In junior high school in Philadelphia, Pennsylvania, he was president of the French Puppet Club. As such, his responsibility was to introduce the puppet play. Worried that he might forget his lines, he had written his speech on note cards before he went on stage, but the spotlights blinded him so he couldn't read them. Without saying a word, he crumpled the papers, dropped them to the floor, and walked off. Hidden behind the puppet stage, though, he spoke his lines in fluent French.
At the age of 19, he met two sisters who invited him to attend the annual Victorious Life Conference in Keswick Grove, New Jersey, over Labor Day weekend in 1941. He went with a carload of young people. George Beverly Shea, who later became well known as the beloved soloist for the Billy Graham Crusades, was the song leader and soloist for the conference at the campsite near Tom's River, owned by Addison C. Raws. Having been a boy soprano in an Episcopal church, my dad was impressed with the ministry of Bev Shea. That weekend, he committed himself to Christ. Soon, he felt God was calling him into full-time ministry.

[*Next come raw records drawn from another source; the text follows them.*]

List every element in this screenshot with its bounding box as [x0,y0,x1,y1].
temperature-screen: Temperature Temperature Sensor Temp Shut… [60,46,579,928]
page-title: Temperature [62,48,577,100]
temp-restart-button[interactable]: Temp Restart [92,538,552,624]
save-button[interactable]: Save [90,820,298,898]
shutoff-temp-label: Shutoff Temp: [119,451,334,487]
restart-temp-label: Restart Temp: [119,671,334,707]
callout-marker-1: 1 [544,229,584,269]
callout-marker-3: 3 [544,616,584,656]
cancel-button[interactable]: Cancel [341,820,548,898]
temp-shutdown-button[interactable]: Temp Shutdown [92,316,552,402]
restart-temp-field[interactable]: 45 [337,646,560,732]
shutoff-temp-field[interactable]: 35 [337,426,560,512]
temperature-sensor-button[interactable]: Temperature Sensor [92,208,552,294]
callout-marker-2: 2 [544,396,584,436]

"God, do You know what You're asking? How can I preach the gospel if I can't speak in front of people?" Agonizing over his Call, he finally enrolled in a public speaking course at Temple University. "I literally had to take myself by the scruff of the neck and drag myself to that class," he said, although he remembers little about the actual class.
He received his Local Preacher’s License from the Methodist Church, but his theological studies at Temple University were interrupted by World War II. In 1942, he joined the U.S. Coast Guard. Upon completing Radio School, he was sent to Ketchikan, Alaska, where on August 16, 1944, he married AnnaMae, the daughter of the Reverend and Mrs. Charles C. Personeus, the first Assemblies of God missionaries to Alaska.
Following World War II, he completed his formal ministerial education at Eastern Bible Institute of the Assemblies of God (now Valley Forge Christian College). I was two-and-a-half years old, when we moved to the tiny fishing village of Pelican, Alaska, to help the Personeuses build the church there (read the account of my family's trip to Alaska in previous blogs).
When God called Moses to lead the Israelites out of Egypt into the Promised Land, Moses objected. "I can't speak," he said. God gave him his brother Aaron to be his mouthpiece. Soon, however, Moses was speaking God's words directly to the people. Just as God equipped Moses for the calling God had placed on his life, so God enabled my father to become a preacher of the gospel.
What is God calling you to do for Him that you feel inadequate for? Don't be afraid to step out in faith in spite of your own perceived shortcomings, knowing that God will equip you for the task. As someone once wrote, "God doesn't call the qualified; He qualifies the called."